Benjamin Moore & Co. Ltd. is giving its own offices a makeover by introducing a CRM package designed to pool disparate sales and retailer data.
The paint company, headquartered in Toronto, deals with about 850 stores
across the country that operate under its name but are all independently owned. Benjamin Moore is in the process of rolling out Microsoft’s customer relationship management suite to its sales and customer divisions in order to expedite communication with each of those stores.
“”Throughout the course of any day, there are numerous people that have discussions with these retailers on various subjects,”” said Howard Cadesky, vice-president of finance, who also oversees the company’s IT strategy. “”They’ve complained in the past that they’ve sometimes been caught blindsided.””
The problem, said Cadesky, is that information related to sales and other business decisions from these stores is kept in different repositories or not followed up on at all.
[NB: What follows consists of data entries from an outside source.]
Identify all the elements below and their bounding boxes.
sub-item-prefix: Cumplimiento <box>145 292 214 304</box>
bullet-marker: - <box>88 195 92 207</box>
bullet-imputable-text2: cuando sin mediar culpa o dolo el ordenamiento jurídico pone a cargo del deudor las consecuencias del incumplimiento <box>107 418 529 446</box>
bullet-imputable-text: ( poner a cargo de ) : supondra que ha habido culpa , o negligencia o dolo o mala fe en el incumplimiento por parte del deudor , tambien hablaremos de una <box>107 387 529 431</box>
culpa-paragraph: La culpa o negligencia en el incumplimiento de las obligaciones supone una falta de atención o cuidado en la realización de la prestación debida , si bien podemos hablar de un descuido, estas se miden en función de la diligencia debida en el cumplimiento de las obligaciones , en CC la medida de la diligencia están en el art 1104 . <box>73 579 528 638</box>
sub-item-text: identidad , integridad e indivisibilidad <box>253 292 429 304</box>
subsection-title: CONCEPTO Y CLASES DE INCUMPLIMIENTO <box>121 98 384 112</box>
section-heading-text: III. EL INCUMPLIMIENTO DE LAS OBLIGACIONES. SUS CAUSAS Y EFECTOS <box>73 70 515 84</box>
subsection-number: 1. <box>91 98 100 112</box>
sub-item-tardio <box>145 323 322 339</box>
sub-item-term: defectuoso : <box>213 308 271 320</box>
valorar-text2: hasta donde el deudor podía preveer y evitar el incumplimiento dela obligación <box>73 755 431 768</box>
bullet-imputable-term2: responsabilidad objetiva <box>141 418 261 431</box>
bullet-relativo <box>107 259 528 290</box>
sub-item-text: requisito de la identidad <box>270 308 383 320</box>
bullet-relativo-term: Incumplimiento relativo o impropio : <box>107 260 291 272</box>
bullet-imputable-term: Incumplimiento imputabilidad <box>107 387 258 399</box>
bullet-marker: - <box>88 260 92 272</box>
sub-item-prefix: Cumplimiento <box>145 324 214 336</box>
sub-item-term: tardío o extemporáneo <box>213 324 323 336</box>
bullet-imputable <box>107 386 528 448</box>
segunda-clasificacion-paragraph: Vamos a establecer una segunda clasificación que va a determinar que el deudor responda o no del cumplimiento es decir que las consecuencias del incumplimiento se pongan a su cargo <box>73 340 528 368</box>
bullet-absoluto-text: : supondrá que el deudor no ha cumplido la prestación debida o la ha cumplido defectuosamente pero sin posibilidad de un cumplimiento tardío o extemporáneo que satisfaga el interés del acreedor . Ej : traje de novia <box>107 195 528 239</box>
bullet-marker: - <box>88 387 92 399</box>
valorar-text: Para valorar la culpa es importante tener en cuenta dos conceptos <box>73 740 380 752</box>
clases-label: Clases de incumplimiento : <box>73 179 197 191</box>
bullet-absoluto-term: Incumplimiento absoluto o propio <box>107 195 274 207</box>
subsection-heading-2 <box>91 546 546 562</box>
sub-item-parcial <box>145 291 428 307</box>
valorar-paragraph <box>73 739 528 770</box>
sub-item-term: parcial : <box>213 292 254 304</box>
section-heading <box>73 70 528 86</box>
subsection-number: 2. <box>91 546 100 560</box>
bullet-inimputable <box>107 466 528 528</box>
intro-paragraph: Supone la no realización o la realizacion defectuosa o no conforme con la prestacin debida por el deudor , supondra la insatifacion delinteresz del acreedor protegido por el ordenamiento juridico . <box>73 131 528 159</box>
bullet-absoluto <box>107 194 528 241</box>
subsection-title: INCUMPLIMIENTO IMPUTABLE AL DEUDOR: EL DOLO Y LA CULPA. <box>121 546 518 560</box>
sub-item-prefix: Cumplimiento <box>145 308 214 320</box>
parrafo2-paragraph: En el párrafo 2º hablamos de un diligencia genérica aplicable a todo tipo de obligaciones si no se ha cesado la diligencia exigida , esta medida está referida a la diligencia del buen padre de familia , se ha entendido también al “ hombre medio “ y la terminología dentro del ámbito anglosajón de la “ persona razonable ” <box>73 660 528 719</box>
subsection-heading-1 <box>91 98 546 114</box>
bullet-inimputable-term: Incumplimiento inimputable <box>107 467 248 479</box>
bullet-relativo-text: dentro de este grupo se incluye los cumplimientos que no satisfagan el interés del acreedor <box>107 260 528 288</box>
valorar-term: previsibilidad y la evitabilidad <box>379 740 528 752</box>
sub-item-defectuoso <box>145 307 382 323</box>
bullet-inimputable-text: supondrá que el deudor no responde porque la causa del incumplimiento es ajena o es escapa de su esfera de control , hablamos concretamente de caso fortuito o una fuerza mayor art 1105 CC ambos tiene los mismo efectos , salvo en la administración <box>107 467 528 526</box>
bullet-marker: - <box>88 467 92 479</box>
“”We’re trying to get a common way of entering information about any contacts we’re dealing with. That’s not just retailers. It could be architects, contractors, specifiers, leads,”” he said.
Benjamin Moore went with Microsoft CRM because of its familiar interface — the company uses Outlook for e-mail — and the fact that most of its IT infrastructure is built from Microsoft components. Benjamin Moore also uses J.D. Edwards software, but to share business information with its parent company based in the U.S.
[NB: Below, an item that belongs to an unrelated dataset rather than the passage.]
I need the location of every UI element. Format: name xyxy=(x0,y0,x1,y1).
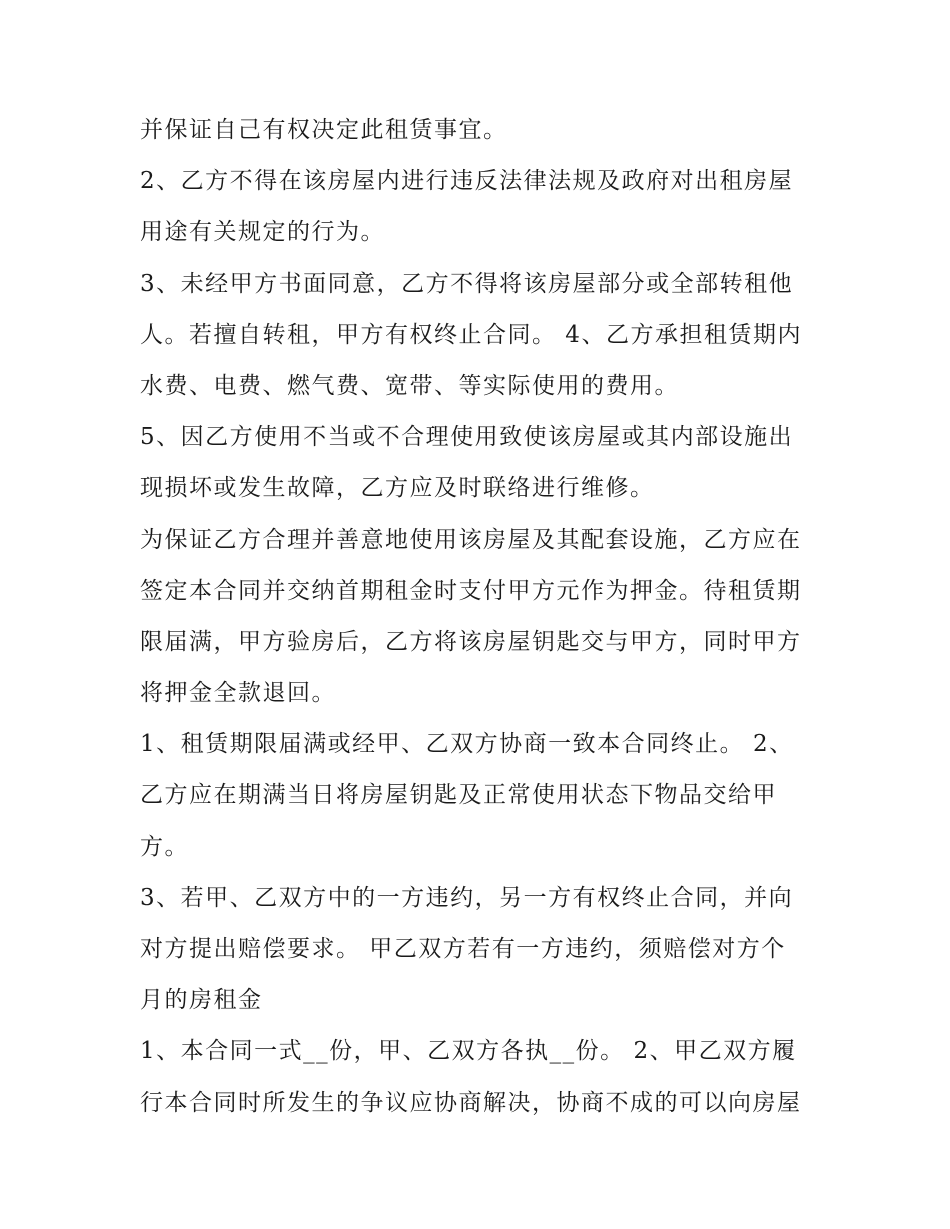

In Canada, Benjamin Moore uses MS Exchange Server 2000, Active Directory in native mode and SQL 2000. “”The MS CRM data is all going into a SQL database,”” said Karen Brodie, president of Brodie Computes Inc. The Guelph, Ont.-based integrator is putting the pieces together for Benjamin Moore.
“”There’s information that’s on their Web site, there’s other information that’s on their intranet, there are other databases — so we’re trying to integrate that into a single source,”” said Brodie.
Benjamin Moore will also be rolling out MS CRM to its customer service representatives. The company offers a service whereby customers can call and request decorators and painters to come to their home to offer tips or actually do the painting. The service is also available through Benjamin Moore’s Web site.
MS CRM will be installed to help customer reps keep track of these demands and log them in a database, which should also make it easier for follow-up, said Cadesky.
“”One of the main advantages is that it gives you workflow, so it will automate the process of assigning. We promise a customer we’ll get back to them within 24 hours and we want to make sure we can keep to those promises,”” he said.
Benjamin Moore was originally just going to use the standard edition of MS CRM but switched up to the professional edition when it was decided that the rollout would also include customer service reps.
Benjamin Moore may upgrade its current version of Microsoft Office — most users are on 2000 — to Office 2003 “”so they can get the benefits of Microsoft’s new information bridge framework (which) provides more functionality directly into Word and Excel,”” said Brodie.
The company hasn’t communicated the changes to its 850 retailers, but plans to do so closer to the actual roll out time. Cadesky said that the customer service portion should be ready by the end of this year with the sales portion to follow in early 2005.
The Canadian Benjamin Moore company is being used as the testing ground for MS CRM, said Cadesky. The American parent may follow suit, pending assessment. That model has been used for other programs in the past, he said.